Bird Flu, this piece instantly choked in my attention the moment I entered into its personal vicinity. Bold and challenging, this piece exemplifies strength and summons conflict to force anxiety into the audience, to defy convention and express awareness. Standing in the center of the work, in front of a red Chinese wall illustrating archaic Chinese fengshui, a young Caucasian female—perhaps in her late 20’s—dressed in a silky black qipao adorned with dazzling gold flowers holds a fluffy and yellow duck while having her nose and mouth covered with a cloth mask. Any harmony from the combination of an attractive young female dressed in an attractive dress complimented by a serene background is violently disrupted by the conflicting imagery of the duck and mask. By incorporating everything—the duck, the mask, the dress, the background; but most of all, the fear and despise in the girl’s eyes—this image is permanently impressed within my mind.

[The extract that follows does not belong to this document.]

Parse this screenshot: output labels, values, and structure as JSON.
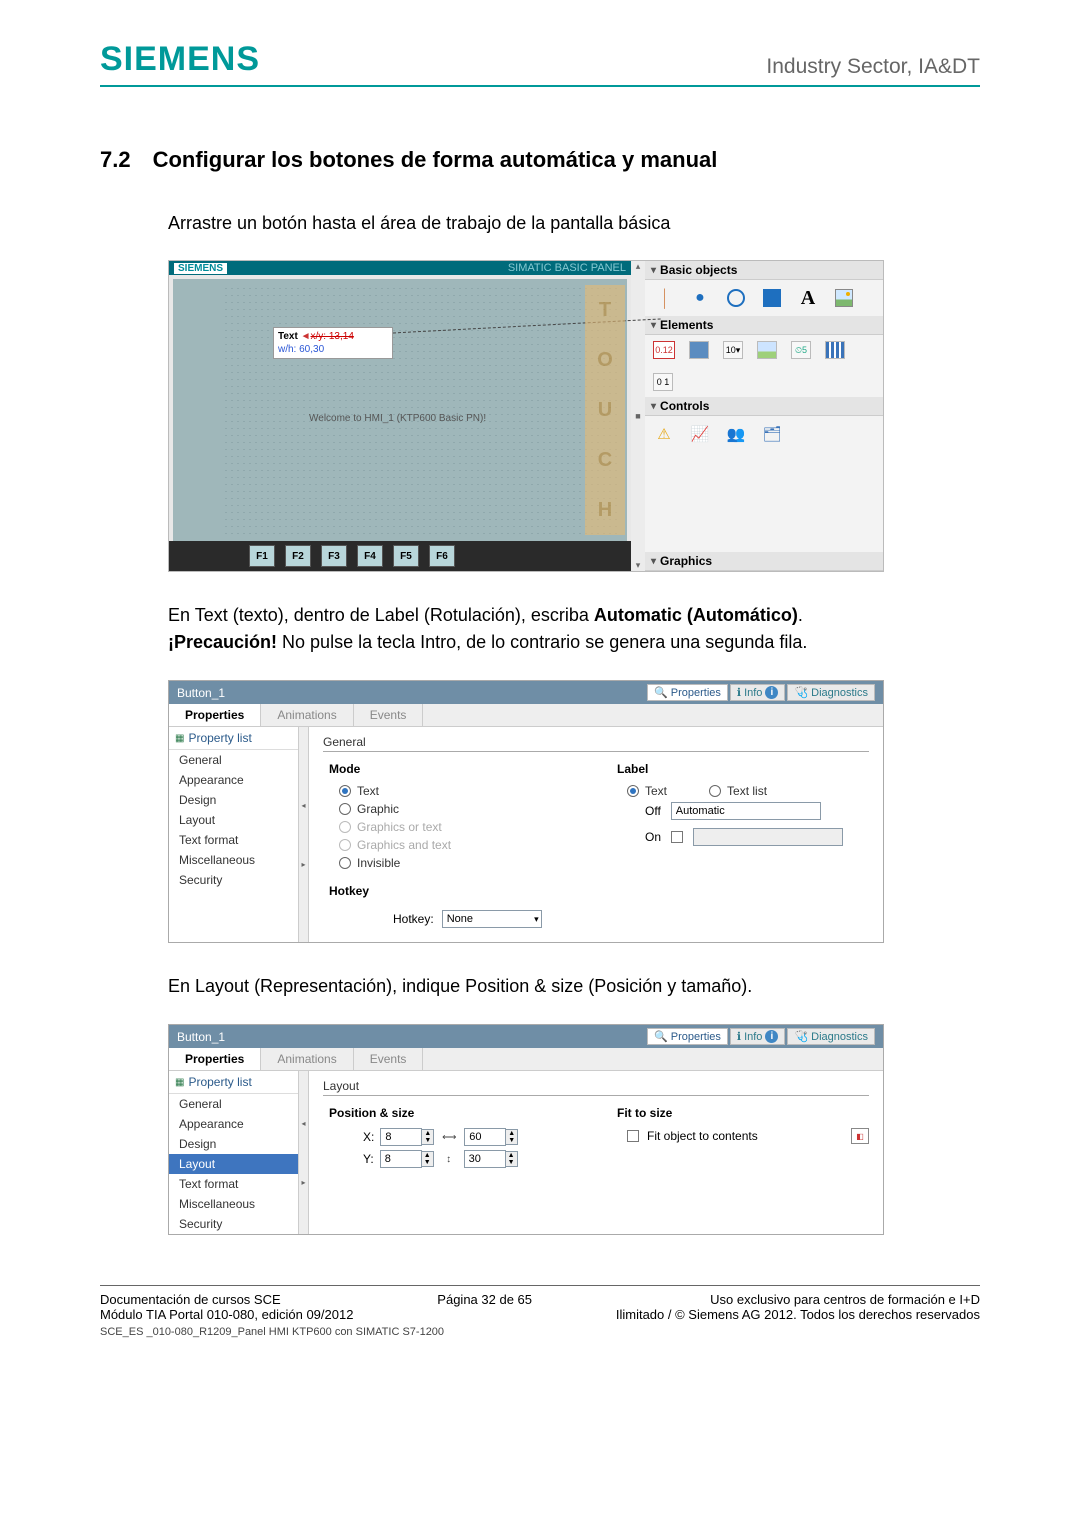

The impression that this art work makes is one that challenges convention. From this picture and the title, I believe that the artist wants to rebel against tradition and the characteristic stereotyping. To me, the girl embodies the weakness of humans. Although in her hand she holds a bird, it is not the bird that brings death, destruction and fear; from the girl’s eyes, her covered mouth and her black satin dress, she personifies Death as she instills apprehension and animosity into humans. I feel that the artist yearns for the audience to understand that human convention is a slave to the weaknesses of innate human characteristics, and ultimately the superficial physical attributes of humans are only facades to mask and hide the same deeper core of inherent human faults. It is this misconception and miscommunication of culture that causes death, panic, and abhorrence between cultures and blinds them from the truth of individual equality.